Peter was terrified. He knew almost nothing about Jamaica, having only visited the country once on a cruise. And yet Monroe County jail officers told him he was being sent to a Jamaican prison.

Peter started frantically telling jail officers he was a U.S. citizen and asked to show them his birth certificate. He filed multiple written grievances. He called ICE, but no one ever answered the phone. His manager at work called the jail attesting to Peter’s citizenship.

Jail officers ignored him entirely. None of them helped him cancel the detainer or even looked into his claims, even though the jail’s own records listed Peter as a U.S. citizen. Many officers even mocked him, telling him in a Jamaican accent that everything was “gonna be alright.” Officers sang him the theme song to the TV show the Fresh Prince of Bel Air—“West Philadelphia born and raised”—after he repeatedly told them he was from Philadelphia and had no ties to Jamaica.
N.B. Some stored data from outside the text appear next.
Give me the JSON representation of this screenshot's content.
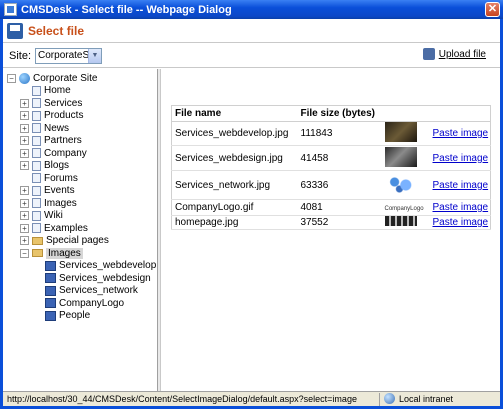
{
  "window": {
    "title": "CMSDesk - Select file -- Webpage Dialog",
    "close_label": "✕"
  },
  "header": {
    "title": "Select file"
  },
  "toolbar": {
    "site_label": "Site:",
    "site_value": "CorporateSite",
    "upload_label": "Upload file"
  },
  "tree": {
    "root": "Corporate Site",
    "items": [
      {
        "label": "Home",
        "kind": "page",
        "expander": false,
        "indent": 1
      },
      {
        "label": "Services",
        "kind": "page",
        "expander": true,
        "indent": 1
      },
      {
        "label": "Products",
        "kind": "page",
        "expander": true,
        "indent": 1
      },
      {
        "label": "News",
        "kind": "page",
        "expander": true,
        "indent": 1
      },
      {
        "label": "Partners",
        "kind": "page",
        "expander": true,
        "indent": 1
      },
      {
        "label": "Company",
        "kind": "page",
        "expander": true,
        "indent": 1
      },
      {
        "label": "Blogs",
        "kind": "page",
        "expander": true,
        "indent": 1
      },
      {
        "label": "Forums",
        "kind": "page",
        "expander": false,
        "indent": 1
      },
      {
        "label": "Events",
        "kind": "page",
        "expander": true,
        "indent": 1
      },
      {
        "label": "Images",
        "kind": "page",
        "expander": true,
        "indent": 1
      },
      {
        "label": "Wiki",
        "kind": "page",
        "expander": true,
        "indent": 1
      },
      {
        "label": "Examples",
        "kind": "page",
        "expander": true,
        "indent": 1
      },
      {
        "label": "Special pages",
        "kind": "folder",
        "expander": true,
        "indent": 1
      },
      {
        "label": "Images",
        "kind": "folder",
        "expander": "minus",
        "indent": 1,
        "selected": true
      },
      {
        "label": "Services_webdevelop",
        "kind": "image",
        "expander": false,
        "indent": 2
      },
      {
        "label": "Services_webdesign",
        "kind": "image",
        "expander": false,
        "indent": 2
      },
      {
        "label": "Services_network",
        "kind": "image",
        "expander": false,
        "indent": 2
      },
      {
        "label": "CompanyLogo",
        "kind": "image",
        "expander": false,
        "indent": 2
      },
      {
        "label": "People",
        "kind": "image",
        "expander": false,
        "indent": 2
      }
    ]
  },
  "files": {
    "columns": [
      "File name",
      "File size (bytes)",
      "",
      ""
    ],
    "rows": [
      {
        "name": "Services_webdevelop.jpg",
        "size": "111843",
        "action": "Paste image",
        "thumb": "dark-photo"
      },
      {
        "name": "Services_webdesign.jpg",
        "size": "41458",
        "action": "Paste image",
        "thumb": "dark-photo-2"
      },
      {
        "name": "Services_network.jpg",
        "size": "63336",
        "action": "Paste image",
        "thumb": "network"
      },
      {
        "name": "CompanyLogo.gif",
        "size": "4081",
        "action": "Paste image",
        "thumb": "logo"
      },
      {
        "name": "homepage.jpg",
        "size": "37552",
        "action": "Paste image",
        "thumb": "people"
      }
    ]
  },
  "status": {
    "url": "http://localhost/30_44/CMSDesk/Content/SelectImageDialog/default.aspx?select=image",
    "zone": "Local intranet"
  },
  "thumb_logo_text": "CompanyLogo"
}
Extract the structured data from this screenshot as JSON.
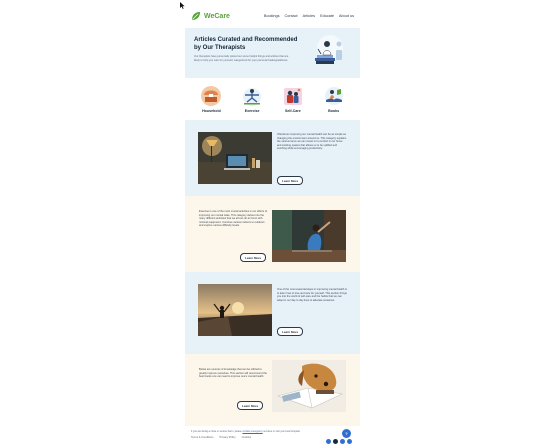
{
  "header": {
    "brand": "WeCare",
    "nav": [
      "Bookings",
      "Contact",
      "Articles",
      "Educate",
      "About us"
    ]
  },
  "hero": {
    "title": "Articles Curated and Recommended by Our Therapists",
    "subtitle": "Our therapists have personally picked out some helpful things and articles that are likely to help you care for yourself, categorized for your personal healing/wellness."
  },
  "categories": [
    {
      "label": "Household",
      "icon": "household-icon"
    },
    {
      "label": "Exercise",
      "icon": "exercise-icon"
    },
    {
      "label": "Self-Care",
      "icon": "self-care-icon"
    },
    {
      "label": "Books",
      "icon": "books-icon"
    }
  ],
  "articles": [
    {
      "text": "Oftentimes improving our mental health can be as simple as changing the environment around us. This category explains the various items we can invest in to comfort in our home and working spaces that allows us to be uplifted and soothing while encouraging productivity.",
      "button": "Learn More",
      "image": "desk-lamp-photo"
    },
    {
      "text": "Exercise is one of the most crucial activities in our efforts of improving our mental state. This category delves into the many different activities that we all can do at home with minimal equipment. Continue various indoors to outdoors and explore various difficulty levels.",
      "button": "Learn More",
      "image": "yoga-photo"
    },
    {
      "text": "One of the most essential steps in improving mental health is to learn how to love and care for yourself. This section brings you into the world of self-care and the habits that we can adopt in our day to day lives to alleviate ourselves.",
      "button": "Learn More",
      "image": "sunset-pier-photo"
    },
    {
      "text": "Books are sources of knowledge that can be utilized to greatly improve ourselves. This section will recommend the best books one can read to improve one's mental health.",
      "button": "Learn More",
      "image": "dog-book-photo"
    }
  ],
  "footer": {
    "text_prefix": "If you are facing a crisis or serious harm, please",
    "link": "contact emergency",
    "text_suffix": "services or visit your local hospital.",
    "links": [
      "Terms & Conditions",
      "Privacy Policy",
      "Cookies"
    ],
    "socials": [
      "facebook-icon",
      "instagram-icon",
      "twitter-icon",
      "linkedin-icon"
    ],
    "help_glyph": "?"
  },
  "colors": {
    "brand_green": "#5aa13a",
    "hero_blue": "#e7f1f8",
    "cream": "#fdf6ea",
    "accent_blue": "#2f6fd1"
  }
}
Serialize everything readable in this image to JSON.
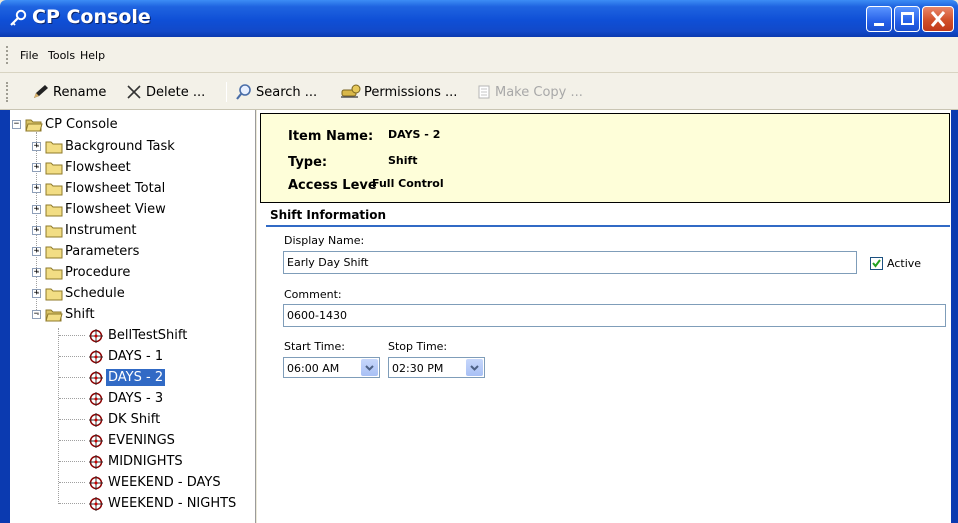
{
  "window": {
    "title": "CP Console",
    "icon": "key-icon",
    "colors": {
      "titlebar": "#0f4fd6",
      "close": "#d1502a",
      "selection": "#316ac5",
      "info_bg": "#fefed9"
    }
  },
  "menu": {
    "items": [
      "File",
      "Tools",
      "Help"
    ]
  },
  "toolbar": {
    "rename": "Rename",
    "delete": "Delete ...",
    "search": "Search ...",
    "permissions": "Permissions ...",
    "make_copy": "Make Copy ..."
  },
  "tree": {
    "root": "CP Console",
    "folders": [
      "Background Task",
      "Flowsheet",
      "Flowsheet Total",
      "Flowsheet View",
      "Instrument",
      "Parameters",
      "Procedure",
      "Schedule",
      "Shift"
    ],
    "shift_items": [
      "BellTestShift",
      "DAYS - 1",
      "DAYS - 2",
      "DAYS - 3",
      "DK Shift",
      "EVENINGS",
      "MIDNIGHTS",
      "WEEKEND - DAYS",
      "WEEKEND - NIGHTS"
    ],
    "selected": "DAYS - 2"
  },
  "info": {
    "item_name_label": "Item Name:",
    "item_name_value": "DAYS - 2",
    "type_label": "Type:",
    "type_value": "Shift",
    "access_label": "Access Leve",
    "access_value": "Full Control"
  },
  "form": {
    "section_title": "Shift Information",
    "display_name_label": "Display Name:",
    "display_name_value": "Early Day Shift",
    "active_label": "Active",
    "active_checked": true,
    "comment_label": "Comment:",
    "comment_value": "0600-1430",
    "start_time_label": "Start Time:",
    "start_time_value": "06:00 AM",
    "stop_time_label": "Stop Time:",
    "stop_time_value": "02:30 PM"
  }
}
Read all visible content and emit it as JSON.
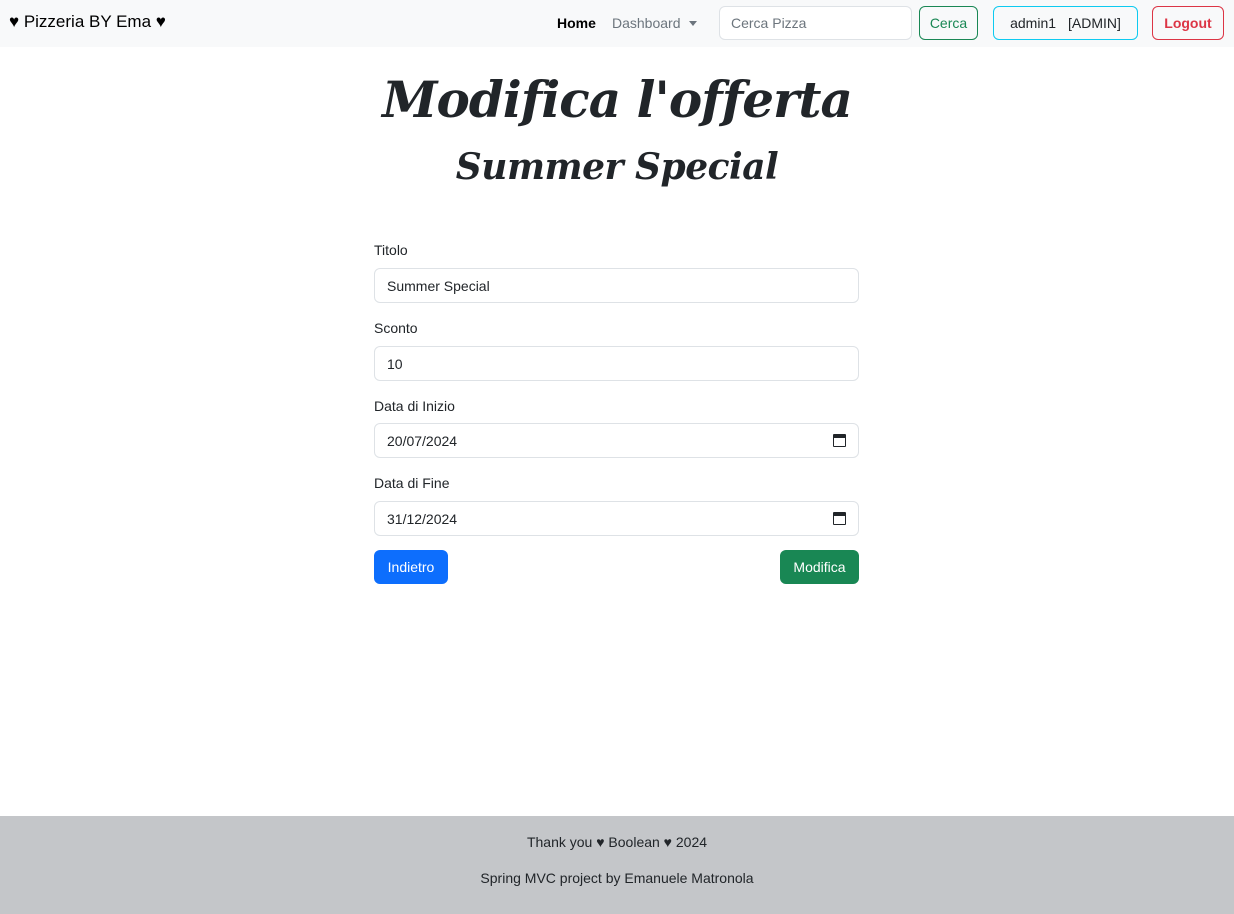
{
  "navbar": {
    "brand": "♥ Pizzeria BY Ema ♥",
    "home_label": "Home",
    "dashboard_label": "Dashboard",
    "search_placeholder": "Cerca Pizza",
    "search_button": "Cerca",
    "user_name": "admin1",
    "user_role": "[ADMIN]",
    "logout_label": "Logout"
  },
  "page": {
    "title": "Modifica l'offerta",
    "subtitle": "Summer Special"
  },
  "form": {
    "title_label": "Titolo",
    "title_value": "Summer Special",
    "discount_label": "Sconto",
    "discount_value": "10",
    "start_label": "Data di Inizio",
    "start_value": "20/07/2024",
    "end_label": "Data di Fine",
    "end_value": "31/12/2024",
    "back_button": "Indietro",
    "submit_button": "Modifica"
  },
  "footer": {
    "line1": "Thank you ♥ Boolean ♥ 2024",
    "line2": "Spring MVC project by Emanuele Matronola"
  },
  "colors": {
    "primary": "#0d6efd",
    "success": "#198754",
    "danger": "#dc3545",
    "info": "#0dcaf0",
    "footer_bg": "#c4c6c9",
    "navbar_bg": "#f8f9fa"
  }
}
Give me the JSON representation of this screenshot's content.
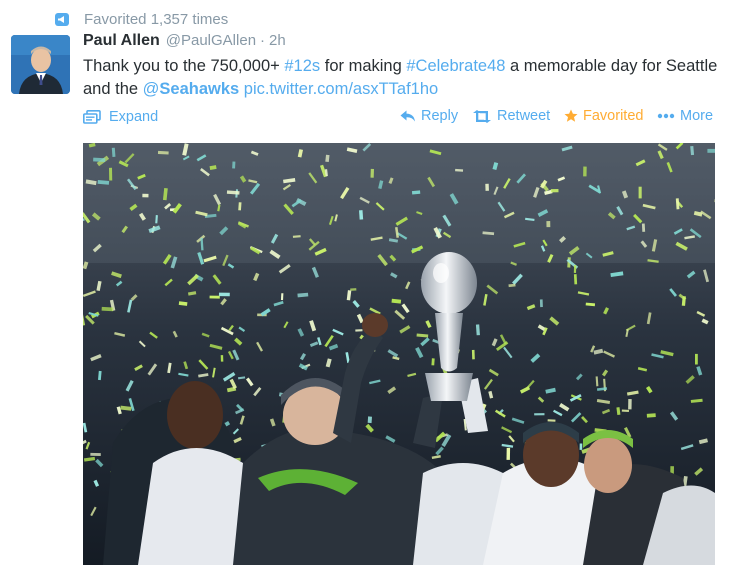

The officers told Peter that their practice was to hold everyone that ICE asks for, no matter what. In fact, the sheriff himself announced his enthusiastic support for ICE’s deportation policies in a press conference earlier this year. Following his lead, his officers told Peter that it didn’t matter what evidence Peter had. If ICE wanted to deport him, they would oblige.

After Peter filed a second written complaint, the sheriff’s office made clear it was holding him regardless. Its written response read, “It is not up to us to determine the validity of the ICE hold. That is between you, your attorney and ICE.”

Inmate's Printed Request Screenshot

This nightmare lasted for weeks, until the moment finally came when the sheriff did turn him over to ICE. Peter was taken to an ICE facility in Miami. He was days from being put on a plane when ICE finally agreed to look at his birth certificate. When ICE realized Peter was, in fact, a U.S. citizen, the agency quickly released him, leaving him in Miami without even offering transportation home to Key West.

Peter’s frightening story should make sheriffs and police chiefs think twice before agreeing to hold people for ICE. In recent years, ICE has asked local jails to hold hundreds (if not thousands) of U.S. citizens for deportation. Each one probably felt the same panic as Peter. Study after study has documented this troubling pattern of targeting U.S. citizens with ICE detainers.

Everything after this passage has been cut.